Attend-on la même chose des artistes hommes ?

Sophie Bramly : Au risque de surprendre, on ne peut pas répondre de la même façon pour les hommes selon qu’ils sont blancs ou noirs, surtout dans la culture américaine, car ils ne partagent pas la même histoire. Même après l’abolition de l’esclavage, puis de la ségrégation, les deux choses que les noirs possédaient vraiment étaient la musique et la sexualité, c’est-à-dire les deux seules choses que les blancs n’avaient pas. Ces derniers, qui n’avaient que la country conservatrice, ont emprunté aux noirs le rock. En outre, les noms des genres musicaux étaient directement tirés du vocabulaire sexuel togolais : « rock’n roll » voulait dire « baiser », et « jazz », éjaculer… Les teenagers blancs se sont construits en empruntant à cette musique, c’est donc à partir de là que la musique Pop s’est sexualisée. On peut se demander si aujourd’hui nous n’assistons pas à un retour en arrière chez les chanteurs blancs : c’est soit Justin Bieber, soit des gens qui mettent un casque sur la tête… Les artistes cherchent à se désincarner, et, de fait ne sont pas sexuels. C’est pourquoi la Pop musique blanche est très différente selon qu’on parle des femmes ou des hommes.

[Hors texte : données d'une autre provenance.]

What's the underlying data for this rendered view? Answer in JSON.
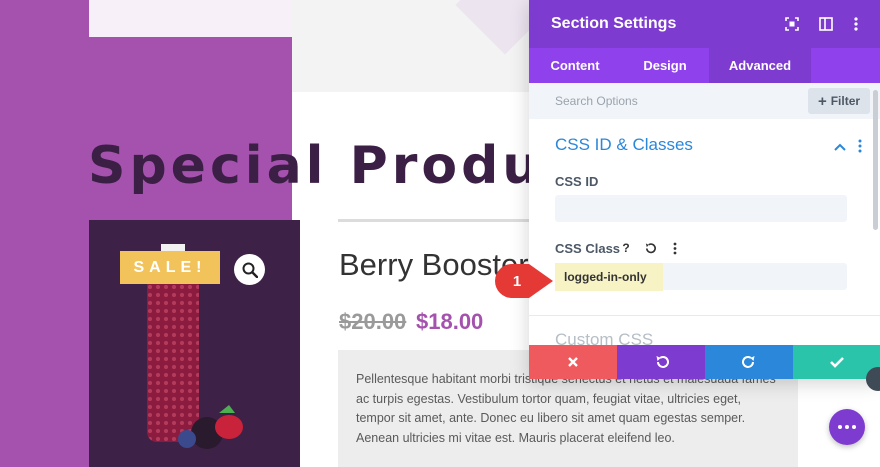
{
  "page": {
    "title": "Special Products",
    "product": {
      "sale_badge": "SALE!",
      "name": "Berry Booster",
      "old_price": "$20.00",
      "new_price": "$18.00",
      "description": "Pellentesque habitant morbi tristique senectus et netus et malesuada fames ac turpis egestas. Vestibulum tortor quam, feugiat vitae, ultricies eget, tempor sit amet, ante. Donec eu libero sit amet quam egestas semper. Aenean ultricies mi vitae est. Mauris placerat eleifend leo."
    }
  },
  "panel": {
    "title": "Section Settings",
    "tabs": [
      {
        "label": "Content",
        "active": false
      },
      {
        "label": "Design",
        "active": false
      },
      {
        "label": "Advanced",
        "active": true
      }
    ],
    "search_placeholder": "Search Options",
    "filter_label": "Filter",
    "section_title": "CSS ID & Classes",
    "css_id_label": "CSS ID",
    "css_id_value": "",
    "css_class_label": "CSS Class",
    "css_class_value": "logged-in-only",
    "next_section_title": "Custom CSS"
  },
  "annotation": {
    "number": "1"
  },
  "colors": {
    "purple_header": "#7e3bd0",
    "purple_tabs": "#8f42ec",
    "page_purple": "#a552ae",
    "cancel_red": "#ef5a5e",
    "undo_purple": "#7e3bd0",
    "redo_blue": "#2b87da",
    "save_green": "#29c4a9",
    "callout_red": "#e53935"
  }
}
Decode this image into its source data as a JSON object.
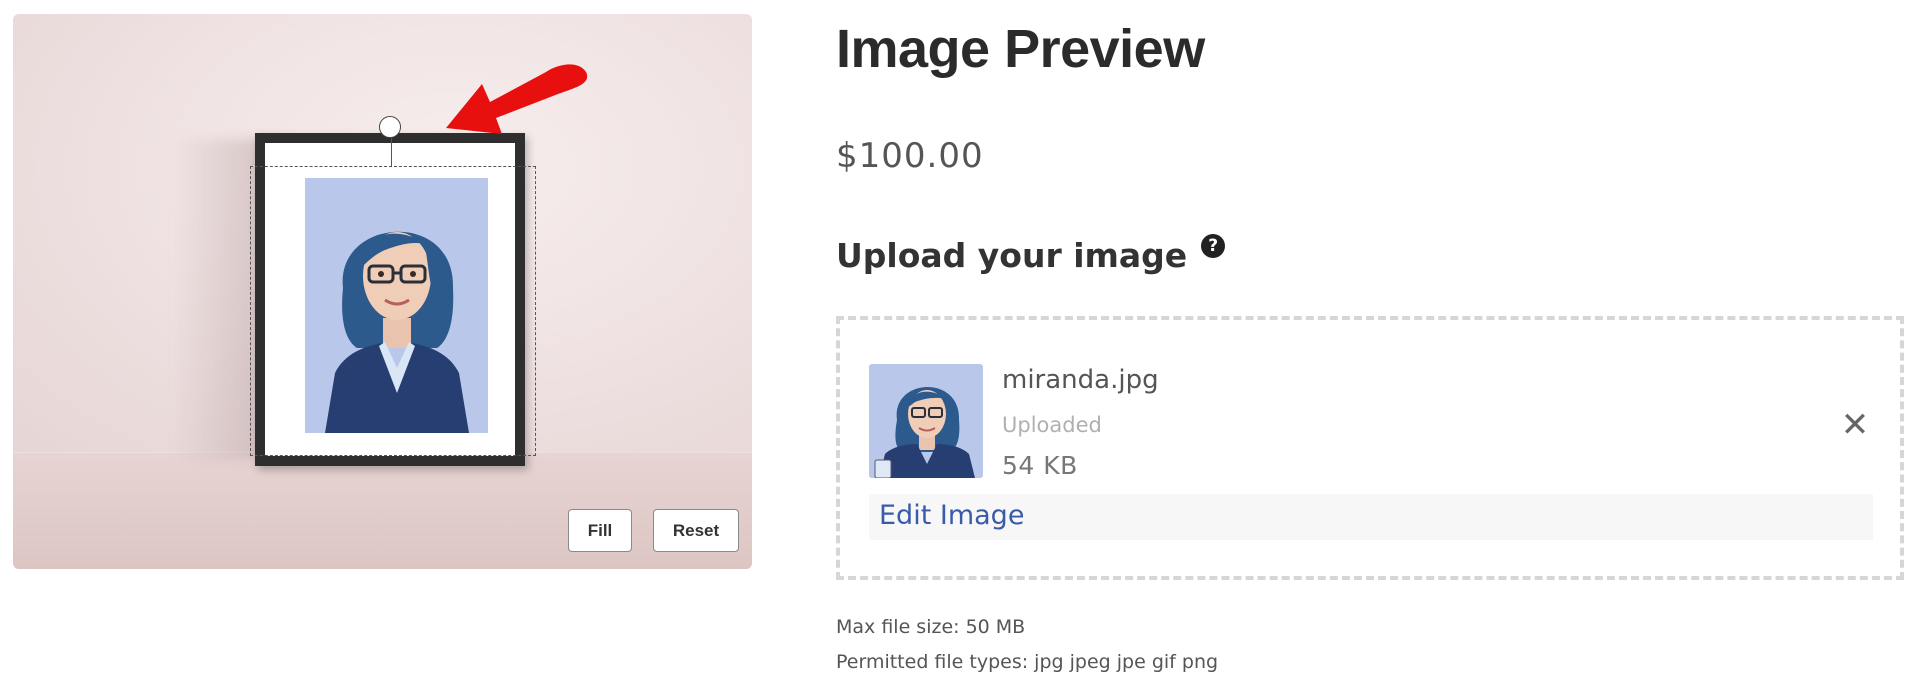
{
  "product": {
    "title": "Image Preview",
    "price": "$100.00"
  },
  "editor": {
    "fill_label": "Fill",
    "reset_label": "Reset",
    "annotation_arrow_color": "#e8100f"
  },
  "upload": {
    "heading": "Upload your image",
    "help_icon": "question-circle-icon",
    "help_glyph": "?",
    "file": {
      "name": "miranda.jpg",
      "status": "Uploaded",
      "size": "54 KB",
      "remove_icon": "close-icon",
      "remove_glyph": "✕"
    },
    "edit_label": "Edit Image",
    "max_size": "Max file size: 50 MB",
    "permitted_types": "Permitted file types: jpg jpeg jpe gif png"
  },
  "colors": {
    "link": "#3a5ba8",
    "accent_arrow": "#e8100f",
    "dropzone_border": "#d6d6d6"
  }
}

Catherine Monnot : Le rapport au chanteur est moins important pour les garçons à l’adolescence.Ils vont chercher d’autres supports d’identification : outre les stars du Hip-hop, ils se tourneront vers les sportifs. On n’attend pas la même chose des hommes de manière générale, car les valeurs qui leur sont transmises ne sont pas les mêmes : on leur demande d’être plus combattifs, endurants, de se réaliser dans la sphère économique et sociale… A l’école, on les autorise à être moins disciplinés que les filles, également. Les genres musicaux investis par eux sont le Hip-hop, le R&B et le rock, dans lesquels on trouve un message beaucoup plus contestataire que dans ce que les filles écoutent. Chez ces dernières on trouvera l’amour, l’amitié et la famille.

On leur reproche souvent des objectifs purement commerciaux, mais pourquoi attendrait-on autre chose de leur part ?

Sophie Bramly : Sachant qu’il s’agit de leur métier, et que celui-ci sert à gagner de l’argent il n’y a pas de raison de leur reprocher cette intention. D’autant que si elles étaient mal à l’aise et qu’il ne s’agissait que de marketing, ça ne marcherait pas, car le public verrait bien qu’elles subissent la chose. Clairement, elles y trouvent un plaisir. Lady Gaga, par exemple, adore montrer sa nudité, tout comme Rihanna. Les Américaines et les Américains sont étonnants cas ils parlent énormément de pratiques sexuelles et de leurs goûts dans leurs chansons. En France, sortis de la métaphore, nos chanteurs ne disent pas grand-chose, et encore moins en interview. Aucun acteur ou chanteur français ne parlera de ses us et coutumes sexuels, alors que cela n’effraie pas du tout les Américains.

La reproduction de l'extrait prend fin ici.